Another cytokine, M-CSF, had shown an upregulation in PPFs due to stimulation with TNF-α or titanium particles 12 h after stimulation. The expression, however, re-decreased after 48 h [4]. M-CSF was hardly regulated by transwell culturing. The constant expression of M-CSF might not be displaying early events of M-CSF regulation and should, therefore, be re-examined in the early hours after treatment.

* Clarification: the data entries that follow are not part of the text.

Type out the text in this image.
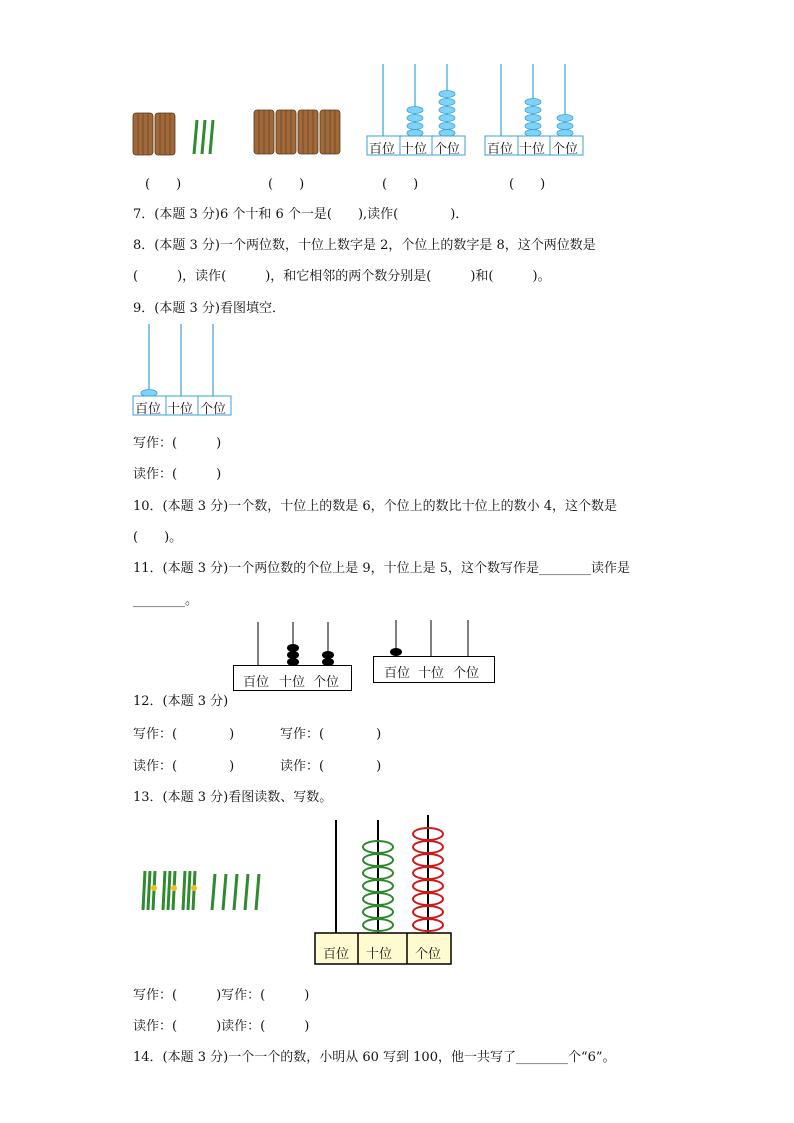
百位 十位 个位 百位 十位 个位
(　　)	(　　)	(　　)	(　　)
7．(本题 3 分)6 个十和 6 个一是(　　),读作(　　　　)．
8．(本题 3 分)一个两位数，十位上数字是 2，个位上的数字是 8，这个两位数是
(　　　)，读作(　　　)，和它相邻的两个数分别是(　　　)和(　　　)。
9．(本题 3 分)看图填空．
百位 十位 个位
写作：(　　　)
读作：(　　　)
10．(本题 3 分)一个数，十位上的数是 6，个位上的数比十位上的数小 4，这个数是
(　　)。
11．(本题 3 分)一个两位数的个位上是 9，十位上是 5，这个数写作是________读作是
________。
百位 十位 个位
百位 十位 个位
12．(本题 3 分)
写作：(　　　　)	写作：(　　　　)
读作：(　　　　)	读作：(　　　　)
13．(本题 3 分)看图读数、写数。
百位 十位 个位
写作：(　　　)写作：(　　　)
读作：(　　　)读作：(　　　)
14．(本题 3 分)一个一个的数，小明从 60 写到 100，他一共写了________个“6”。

A general problem of studies working with fibroblast-like cells is to characterize the cells and exclude contamination with other cell types. A standard protocol was used within this study [10], and PPFs and SFs were characterized by positive staining for S100A4. To get a positive fibroblast control, we used standard DFs in mono- and multilayer cultures. Regarding the limitations of this study, a contamination with osteoblastic and osteoclastic cells cannot be excluded. The osteoblast marker ALP, which can also be expressed to a small extent by fibroblasts [37, 38], was found to be expressed by PPFs, SFs, and DFs. However, ALP expression stayed at very low levels or was downregulated in multilayer cultures. The downregulation of ALP combined with an upregulation of MMP-13, which is not expressed by osteoblasts [9], renders a strong contamination with osteoblastic cells unlikely. We cannot completely exclude a contamination within the PPF and SF cultures. This also applies to a contamination with osteoclasts and osteoclast precursors, but the TRAP staining was negative and, therefore, contamination is unlikely.

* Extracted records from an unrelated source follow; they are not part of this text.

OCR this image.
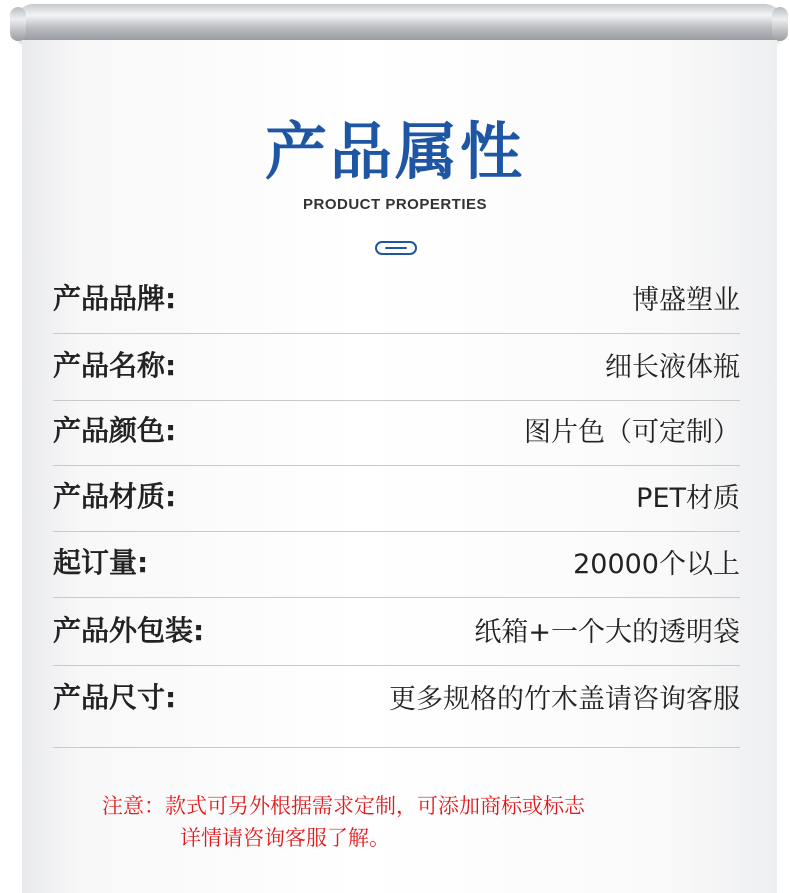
产品属性
PRODUCT PROPERTIES
产品品牌:	博盛塑业
产品名称:	细长液体瓶
产品颜色:	图片色（可定制）
产品材质:	PET材质
起订量:	20000个以上
产品外包装:	纸箱+一个大的透明袋
产品尺寸:	更多规格的竹木盖请咨询客服
注意：款式可另外根据需求定制，可添加商标或标志
详情请咨询客服了解。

Transwell cultures have already been reported to improve differentiation of 3T3L1 immortalized fibroblasts [15]. Within this study, multilayer cultures of fibroblast-like cells and DFs showed a significant downregulation of the extracellular matrix protein, COL1A1. We assume that multilayer cultures specifically change differentiation potentials and lower the expression of supporting extracellular matrix proteins like COL1A1.

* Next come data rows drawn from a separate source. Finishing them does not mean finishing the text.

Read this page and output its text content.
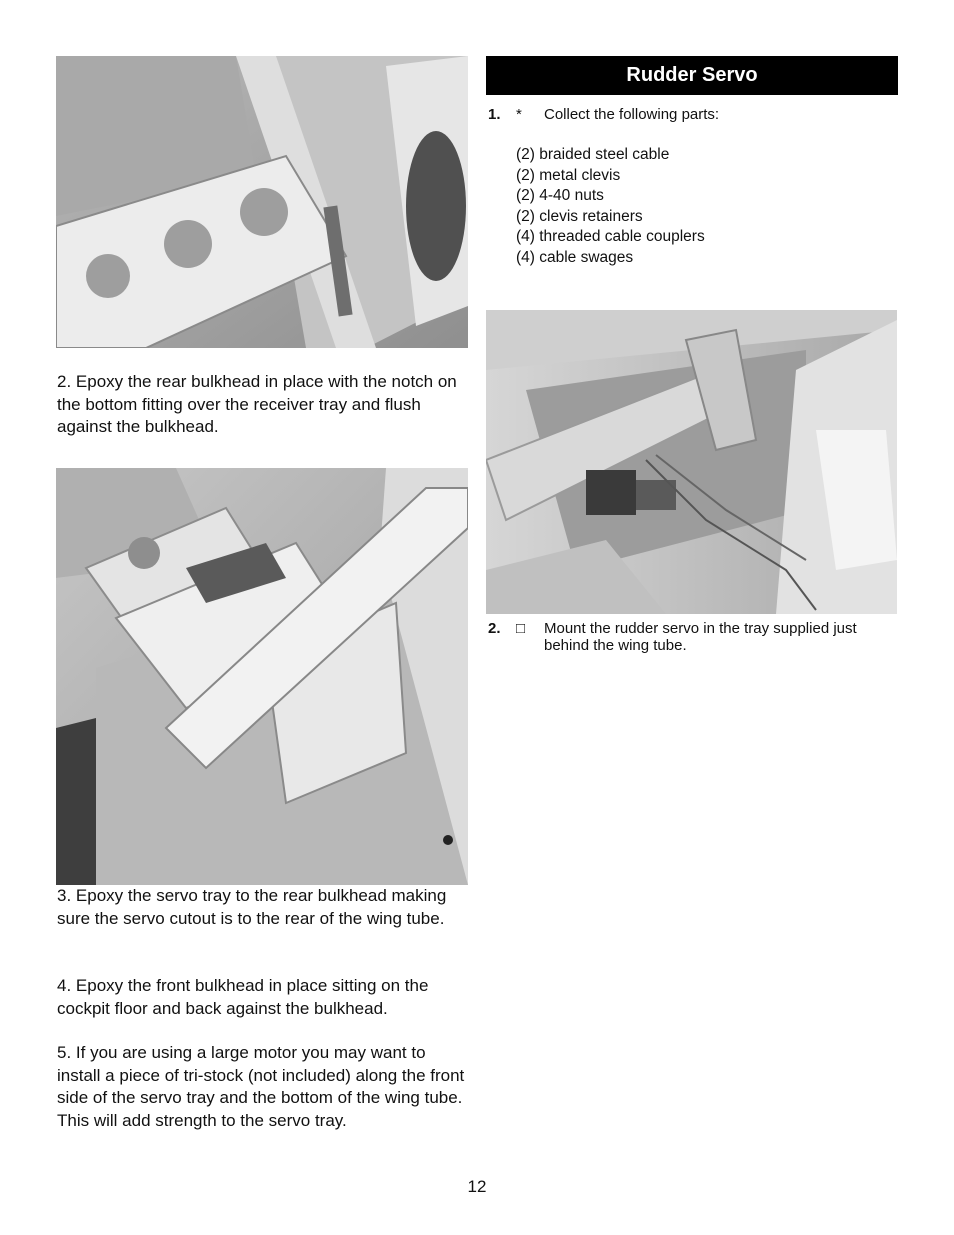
2. Epoxy the rear bulkhead in place with the notch on the bottom fitting over the receiver tray and flush against the bulkhead.

3. Epoxy the servo tray to the rear bulkhead making sure the servo cutout is to the rear of the wing tube.

4. Epoxy the front bulkhead in place sitting on the cockpit floor and back against the bulkhead.

5. If you are using a large motor you may want to install a piece of tri-stock (not included) along the front side of the servo tray and the bottom of the wing tube. This will add strength to the servo tray.

Rudder Servo
1. * Collect the following parts:
(2) braided steel cable
(2) metal clevis
(2) 4-40 nuts
(2) clevis retainers
(4) threaded cable couplers
(4) cable swages
2. □ Mount the rudder servo in the tray supplied just behind the wing tube.
12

One factor to induce the change of differentiation might be the high cell density in the multilayer cultures which enforces intercellular connections and direct cell-to-cell contacts in the style of an organ culture on a substratum [39]. The pores of the transwell culture system provide more access for cells to the culture medium within this conglomerate. Another factor might be the composition and matrix elasticity of the substratum, which can play a role in developing differentiation properties of cells [16]. Focal adhesion might also be changed in transwell cultures and allow the fibroblast-like cells, depending on their origin, to develop invadopodia, which contain proteases [24]. Transwell cultures have also been described to induce hypoxic conditions [40]. Hypoxia in multilayer cultures, which has been discussed to be present in periprosthetic tissues [41], might be a further reason for the change of differentiation. Whether viability of cells is concerned has to be elucidated. Hypoxia might also be a trigger factor which stimulates the expression of MMPs and osteoclastogenic factors [12]. It is of major interest that multilayer cultures do neither need the addition of particle nor cytokine stimulation to substantially change the expression of markers in fibroblast-like cells.

Conclusion

We conclude that transwell cultures significantly changed the expression of bone remodeling markers in PPFs, SFs, and DFs without any further stimulus. In transwell cultures, the expression of RANKL was significantly upregulated, whereas the expression of ALP, COL1A1, and OPG was significantly decreased in fibroblast-like cells and dermal fibroblasts. For cathepsin K, MMP-13 and TNF-α expression changes in transwell cultures were only observed for PPFs and SFs. Fibroblast-like cells and fibroblasts change differentiation when transferred from monolayer into a multilayer environment and this might play an essential role in understanding bone remodeling processes. The transwell system needs to be further examined as it might be a useful tool to mimic in vivo like results regarding molecular answers on implant applications by fibroblast-like cell cultures. The clinical and scientific aspect to gain further understanding of processes within periprosthetic tissues might be enhanced using multilayer transwell systems instead of monolayer cultures.